Комола скоро вернулась с плетеной, прикрытой листьями шалового дерева корзиной и, поставив ее на кровать, принялась вытирать пол краем сари.
— Что ты делаешь? — с беспокойством воскликнул Ромеш.
— Да ведь я все равно сменю сейчас платье.
С этими словами Комола расстелила на полу листья шала и ловко выложила на них лучи[19] и овощи.
— Вот так чудо! Откуда ты раздобыла лучи? — удивился Ромеш.
Но девушке вовсе не хотелось, чтобы ее секрет был раскрыт так легко.
— А как ты думаешь? — с таинственным видом спросила она.
Ромеш сделал вид, будто очень затрудняется ответить.
— Несомненно взяла из запасов команды?
— Что ты! Как можно! — с возмущением воскликнула Комола.
Ромеш принялся уничтожать лучи, продолжая дразнить Комолу самыми невероятными предположениями относительно способа их получения. В конце концов он заявил, что это, наверно, владелец волшебной лампы, герой арабских сказок, Аладин прислал их из Белуджистана в подарок своей почитательнице. Этим Ромеш окончательно вывел девушку из терпения.
— Перестань! Теперь я ничего не буду тебе рассказывать! — отвернувшись, сказала она.
— Нет, нет!

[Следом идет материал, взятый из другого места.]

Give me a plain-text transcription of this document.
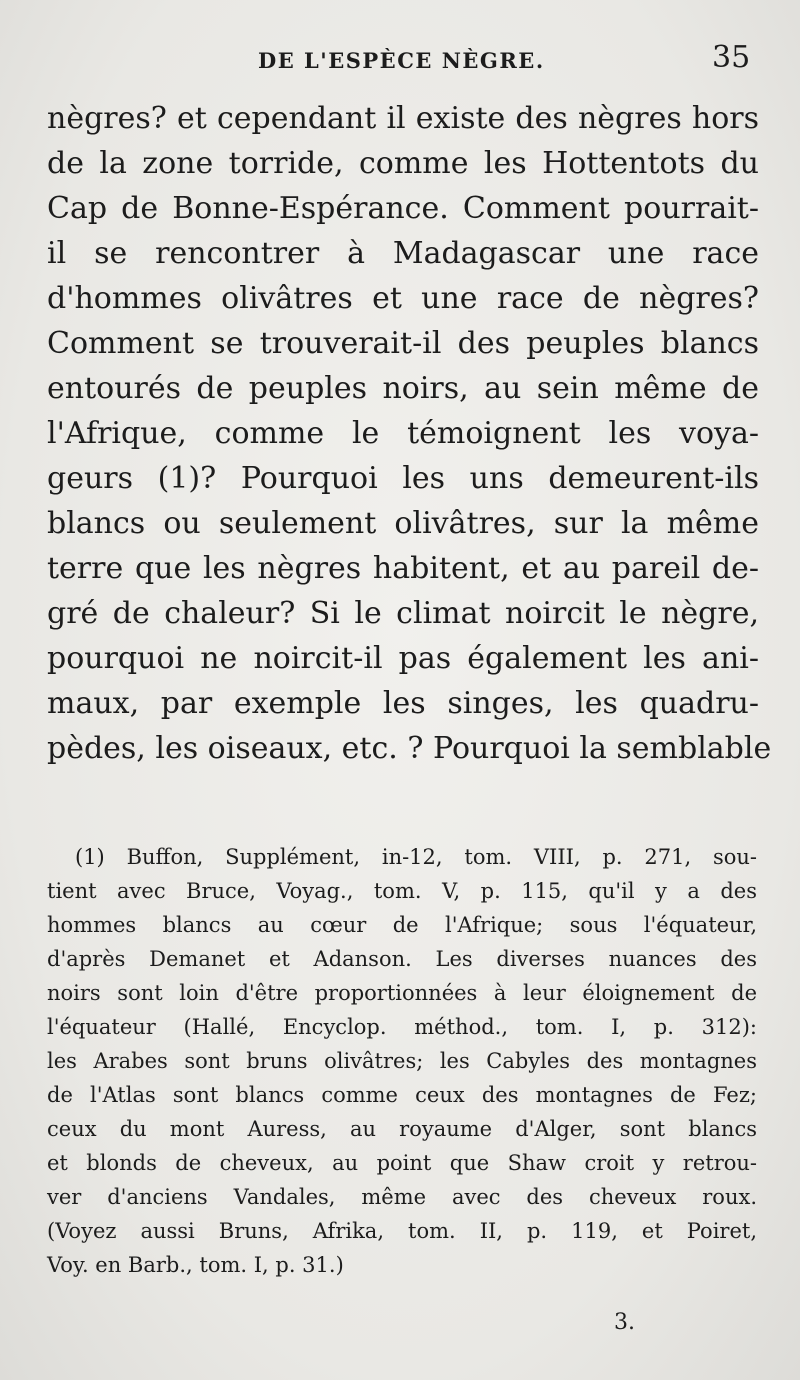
DE L'ESPÈCE NÈGRE.	35
nègres? et cependant il existe des nègres hors
de la zone torride, comme les Hottentots du
Cap de Bonne-Espérance. Comment pourrait-
il se rencontrer à Madagascar une race
d'hommes olivâtres et une race de nègres?
Comment se trouverait-il des peuples blancs
entourés de peuples noirs, au sein même de
l'Afrique, comme le témoignent les voya-
geurs (1)? Pourquoi les uns demeurent-ils
blancs ou seulement olivâtres, sur la même
terre que les nègres habitent, et au pareil de-
gré de chaleur? Si le climat noircit le nègre,
pourquoi ne noircit-il pas également les ani-
maux, par exemple les singes, les quadru-
pèdes, les oiseaux, etc. ? Pourquoi la semblable
(1) Buffon, Supplément, in-12, tom. VIII, p. 271, sou-
tient avec Bruce, Voyag., tom. V, p. 115, qu'il y a des
hommes blancs au cœur de l'Afrique; sous l'équateur,
d'après Demanet et Adanson. Les diverses nuances des
noirs sont loin d'être proportionnées à leur éloignement de
l'équateur (Hallé, Encyclop. méthod., tom. I, p. 312):
les Arabes sont bruns olivâtres; les Cabyles des montagnes
de l'Atlas sont blancs comme ceux des montagnes de Fez;
ceux du mont Auress, au royaume d'Alger, sont blancs
et blonds de cheveux, au point que Shaw croit y retrou-
ver d'anciens Vandales, même avec des cheveux roux.
(Voyez aussi Bruns, Afrika, tom. II, p. 119, et Poiret,
Voy. en Barb., tom. I, p. 31.)
3.
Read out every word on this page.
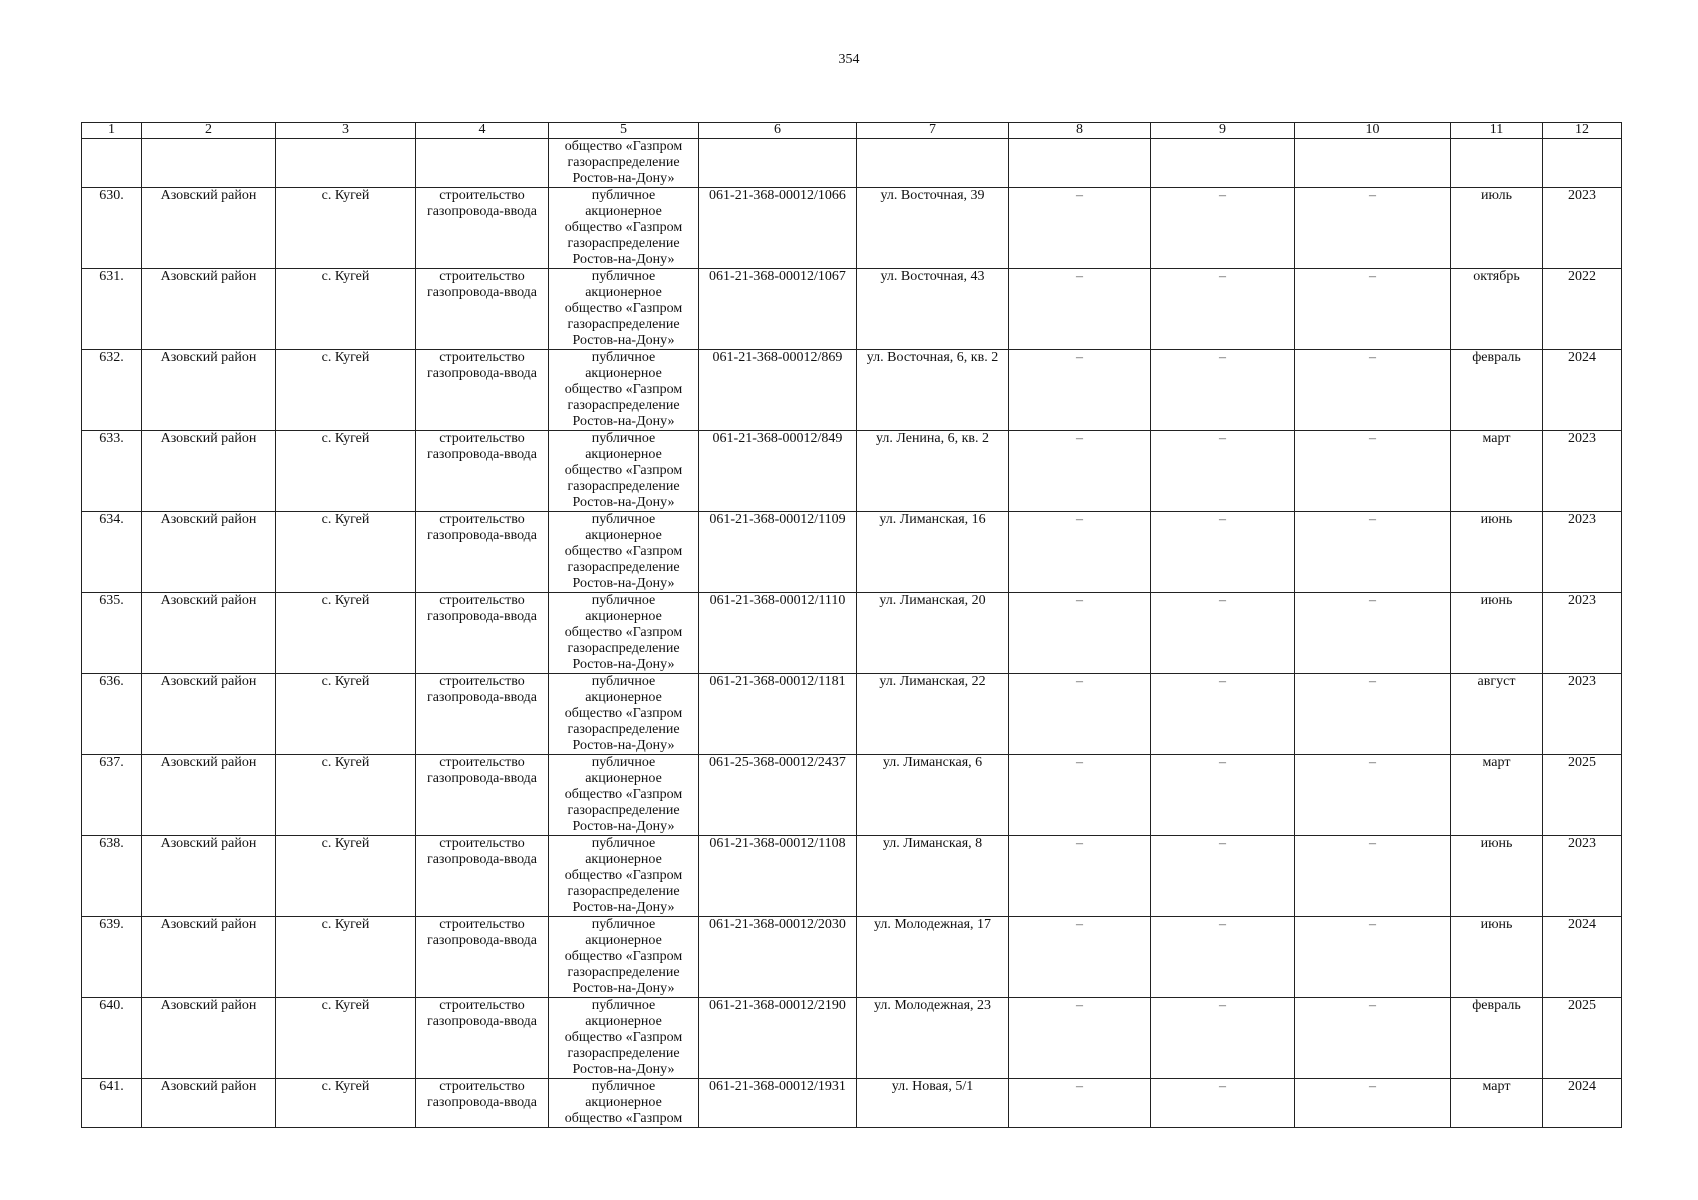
354
1	2	3	4	5	6	7	8	9	10	11	12
				общество «Газпром
газораспределение
Ростов-на-Дону»							
630.	Азовский район	с. Кугей	строительство газопровода-ввода	публичное
акционерное
общество «Газпром
газораспределение
Ростов-на-Дону»	061-21-368-00012/1066	ул. Восточная, 39	–	–	–	июль	2023
631.	Азовский район	с. Кугей	строительство газопровода-ввода	публичное
акционерное
общество «Газпром
газораспределение
Ростов-на-Дону»	061-21-368-00012/1067	ул. Восточная, 43	–	–	–	октябрь	2022
632.	Азовский район	с. Кугей	строительство газопровода-ввода	публичное
акционерное
общество «Газпром
газораспределение
Ростов-на-Дону»	061-21-368-00012/869	ул. Восточная, 6, кв. 2	–	–	–	февраль	2024
633.	Азовский район	с. Кугей	строительство газопровода-ввода	публичное
акционерное
общество «Газпром
газораспределение
Ростов-на-Дону»	061-21-368-00012/849	ул. Ленина, 6, кв. 2	–	–	–	март	2023
634.	Азовский район	с. Кугей	строительство газопровода-ввода	публичное
акционерное
общество «Газпром
газораспределение
Ростов-на-Дону»	061-21-368-00012/1109	ул. Лиманская, 16	–	–	–	июнь	2023
635.	Азовский район	с. Кугей	строительство газопровода-ввода	публичное
акционерное
общество «Газпром
газораспределение
Ростов-на-Дону»	061-21-368-00012/1110	ул. Лиманская, 20	–	–	–	июнь	2023
636.	Азовский район	с. Кугей	строительство газопровода-ввода	публичное
акционерное
общество «Газпром
газораспределение
Ростов-на-Дону»	061-21-368-00012/1181	ул. Лиманская, 22	–	–	–	август	2023
637.	Азовский район	с. Кугей	строительство газопровода-ввода	публичное
акционерное
общество «Газпром
газораспределение
Ростов-на-Дону»	061-25-368-00012/2437	ул. Лиманская, 6	–	–	–	март	2025
638.	Азовский район	с. Кугей	строительство газопровода-ввода	публичное
акционерное
общество «Газпром
газораспределение
Ростов-на-Дону»	061-21-368-00012/1108	ул. Лиманская, 8	–	–	–	июнь	2023
639.	Азовский район	с. Кугей	строительство газопровода-ввода	публичное
акционерное
общество «Газпром
газораспределение
Ростов-на-Дону»	061-21-368-00012/2030	ул. Молодежная, 17	–	–	–	июнь	2024
640.	Азовский район	с. Кугей	строительство газопровода-ввода	публичное
акционерное
общество «Газпром
газораспределение
Ростов-на-Дону»	061-21-368-00012/2190	ул. Молодежная, 23	–	–	–	февраль	2025
641.	Азовский район	с. Кугей	строительство газопровода-ввода	публичное
акционерное
общество «Газпром	061-21-368-00012/1931	ул. Новая, 5/1	–	–	–	март	2024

Признаю свое поражение! — воскликнул Ромеш. — Конечно, трудно себе представить, как можно приготовить лучи, находясь посреди реки, но на вкус они тем не менее замечательны.
И юноша с усердием начал доказывать, насколько аппетит преобладает в нем над жаждой знаний.
Как только пароход сел на мель, Комола для пополнения своей опустевшей кладовой послала Умеша в деревню. У нее еще осталось немного денег из тех, что дал Ромеш, провожая ее в школу. Их-то и потратила она на гхи[20] и муку.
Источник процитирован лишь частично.